Who Are You? – Don’t Waste Your LinkedIn Headline

20007137_sYour LinkedIn headline is one of the most valuable spaces available on LinkedIn. It’s at the top of your profile, right next to your picture. (You have one of those, right?)

It’s the first thing that comes up in a recruiter or employer search for potential candidates.

Yet, many people waste this space with useless, sometimes irrelevant, information.

To begin, if you don’t set your own Headline, LinkedIn will default to your current position. While, while not the worst thing, it’s a waste of space. It doesn’t say anything about you beyond your current position and where you work.

Just make sure when you create a new Headline you aren’t making one of these mistakes.

Jack of All Trades

While you want to use your LinkedIn Headline to your best advantage, it’s not a good idea to try to be everything to everyone. Here’s a prime example, taken from a LinkedIn profile.

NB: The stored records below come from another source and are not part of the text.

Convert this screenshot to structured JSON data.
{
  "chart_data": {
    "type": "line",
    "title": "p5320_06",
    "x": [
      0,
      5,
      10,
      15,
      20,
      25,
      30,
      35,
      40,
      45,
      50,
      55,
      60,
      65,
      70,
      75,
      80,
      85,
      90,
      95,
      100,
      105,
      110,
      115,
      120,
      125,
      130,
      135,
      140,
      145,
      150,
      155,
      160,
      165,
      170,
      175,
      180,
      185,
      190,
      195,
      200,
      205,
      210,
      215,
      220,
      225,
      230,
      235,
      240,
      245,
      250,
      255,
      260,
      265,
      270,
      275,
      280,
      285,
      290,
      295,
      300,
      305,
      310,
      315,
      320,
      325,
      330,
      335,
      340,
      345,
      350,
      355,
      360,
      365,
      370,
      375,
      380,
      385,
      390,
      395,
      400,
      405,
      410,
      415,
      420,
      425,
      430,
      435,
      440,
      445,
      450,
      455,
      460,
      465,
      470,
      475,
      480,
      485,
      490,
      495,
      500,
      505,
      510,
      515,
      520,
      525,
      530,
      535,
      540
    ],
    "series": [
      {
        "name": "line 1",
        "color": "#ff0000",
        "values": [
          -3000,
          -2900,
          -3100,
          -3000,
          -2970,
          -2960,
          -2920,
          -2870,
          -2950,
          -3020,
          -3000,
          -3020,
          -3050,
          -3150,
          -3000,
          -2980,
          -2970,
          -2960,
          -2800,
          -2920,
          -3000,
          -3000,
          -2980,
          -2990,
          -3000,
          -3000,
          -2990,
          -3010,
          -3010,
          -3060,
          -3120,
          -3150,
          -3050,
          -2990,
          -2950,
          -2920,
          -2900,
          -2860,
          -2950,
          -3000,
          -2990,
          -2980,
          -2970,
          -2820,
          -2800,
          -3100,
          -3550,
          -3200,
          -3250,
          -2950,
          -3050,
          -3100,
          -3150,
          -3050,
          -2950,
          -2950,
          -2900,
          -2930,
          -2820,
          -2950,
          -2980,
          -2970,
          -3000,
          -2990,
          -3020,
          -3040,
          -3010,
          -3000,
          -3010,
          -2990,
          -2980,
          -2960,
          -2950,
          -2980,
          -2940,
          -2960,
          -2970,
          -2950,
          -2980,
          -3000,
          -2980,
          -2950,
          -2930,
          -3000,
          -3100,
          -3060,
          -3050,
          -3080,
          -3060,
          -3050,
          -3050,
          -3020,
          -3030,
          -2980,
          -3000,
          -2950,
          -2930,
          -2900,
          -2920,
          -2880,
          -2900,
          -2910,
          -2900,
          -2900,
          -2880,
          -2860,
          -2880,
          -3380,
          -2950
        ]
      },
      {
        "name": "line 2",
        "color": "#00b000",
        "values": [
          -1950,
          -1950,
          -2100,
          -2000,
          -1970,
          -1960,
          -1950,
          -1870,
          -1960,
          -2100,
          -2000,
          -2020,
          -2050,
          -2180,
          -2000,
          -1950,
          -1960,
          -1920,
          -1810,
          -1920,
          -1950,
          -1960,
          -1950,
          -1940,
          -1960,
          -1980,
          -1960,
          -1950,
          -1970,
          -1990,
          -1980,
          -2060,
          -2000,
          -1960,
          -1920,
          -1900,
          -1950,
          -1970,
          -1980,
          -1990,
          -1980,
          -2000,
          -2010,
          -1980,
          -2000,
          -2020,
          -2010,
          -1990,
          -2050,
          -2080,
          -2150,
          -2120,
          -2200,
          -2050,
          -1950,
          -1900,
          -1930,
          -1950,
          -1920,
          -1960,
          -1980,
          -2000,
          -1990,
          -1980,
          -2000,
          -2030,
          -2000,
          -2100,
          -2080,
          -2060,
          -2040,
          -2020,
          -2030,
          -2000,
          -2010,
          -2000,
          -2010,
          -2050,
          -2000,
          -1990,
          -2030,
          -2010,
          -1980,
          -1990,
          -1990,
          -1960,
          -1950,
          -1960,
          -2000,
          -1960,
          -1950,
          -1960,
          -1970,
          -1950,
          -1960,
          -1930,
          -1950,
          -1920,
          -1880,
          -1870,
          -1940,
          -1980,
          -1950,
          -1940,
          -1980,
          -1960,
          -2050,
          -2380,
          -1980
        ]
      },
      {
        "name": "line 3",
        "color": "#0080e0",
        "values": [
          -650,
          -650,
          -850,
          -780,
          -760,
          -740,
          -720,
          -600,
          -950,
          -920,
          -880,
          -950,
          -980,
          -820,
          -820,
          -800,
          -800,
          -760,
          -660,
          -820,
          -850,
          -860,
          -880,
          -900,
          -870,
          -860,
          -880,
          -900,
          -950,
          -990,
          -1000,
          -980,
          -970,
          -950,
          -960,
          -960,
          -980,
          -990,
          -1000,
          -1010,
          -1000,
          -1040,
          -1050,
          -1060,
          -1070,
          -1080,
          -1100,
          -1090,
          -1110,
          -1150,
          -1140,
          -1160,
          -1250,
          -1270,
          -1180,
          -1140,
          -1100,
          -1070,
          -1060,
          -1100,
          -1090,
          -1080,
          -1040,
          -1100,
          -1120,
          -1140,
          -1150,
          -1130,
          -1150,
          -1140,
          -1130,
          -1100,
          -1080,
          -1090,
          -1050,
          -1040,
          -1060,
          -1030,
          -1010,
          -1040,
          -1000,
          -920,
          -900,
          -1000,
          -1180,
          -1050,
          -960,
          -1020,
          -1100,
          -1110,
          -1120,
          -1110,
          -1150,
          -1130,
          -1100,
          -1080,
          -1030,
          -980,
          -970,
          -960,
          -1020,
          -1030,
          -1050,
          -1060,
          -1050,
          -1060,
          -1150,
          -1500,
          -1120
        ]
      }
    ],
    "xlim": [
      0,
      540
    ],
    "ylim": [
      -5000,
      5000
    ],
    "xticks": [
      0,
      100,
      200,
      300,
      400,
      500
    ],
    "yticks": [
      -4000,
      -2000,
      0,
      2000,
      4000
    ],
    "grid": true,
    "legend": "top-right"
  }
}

Senior Project Manager | Marketing Strategist | Business Strategist | SEM Strategist | Public Relations 

What does this person do? Stringing unrelated job skills or titles together will only confuse your audience. Stick to one area at a time.

Seeking New Opportunities

I get that you want to make sure people who find you on LinkedIn know you are looking. But, putting that in your headline particularly alone, is not a great idea. No recruiters or hiring managers trying to fill open positions is searching for “seeking new opportunities.”

Here are three Headlines taken from LinkedIn profiles.

Currently seeking new opportunities

Looking for new full time and freelance opportunities

Seeking new opportunities in New York City, USA as relocating from XYZ Country

Great! What type of opportunity are they looking for?

A little bit better, Open to new opportunities in Digital/Marketing/Business Development/Sales.

At least this gives your audience an idea of what type of position you’re looking for. But still this space could have been used more effectively.

Completely Vague

Being unclear is as bad as trying to be everything to everyone. You need to give the reader more than a vague idea of what type of position would be right for you.

Here are three more headlines taken from LinkedIn.

Communications/Marketing

Project Manager

Accounting Professional

While none of these work very well, the worst may be Accounting Professional which could cover everything from an Accounts Receivable associate to a Certified Public Accountant.

Your LinkedIn profile can be enormously useful in your job search. Recruiters are searching LinkedIn every day trying to fill open positions. Make sure that your Headline is helping, not hurting your chances of getting contacted for an interview.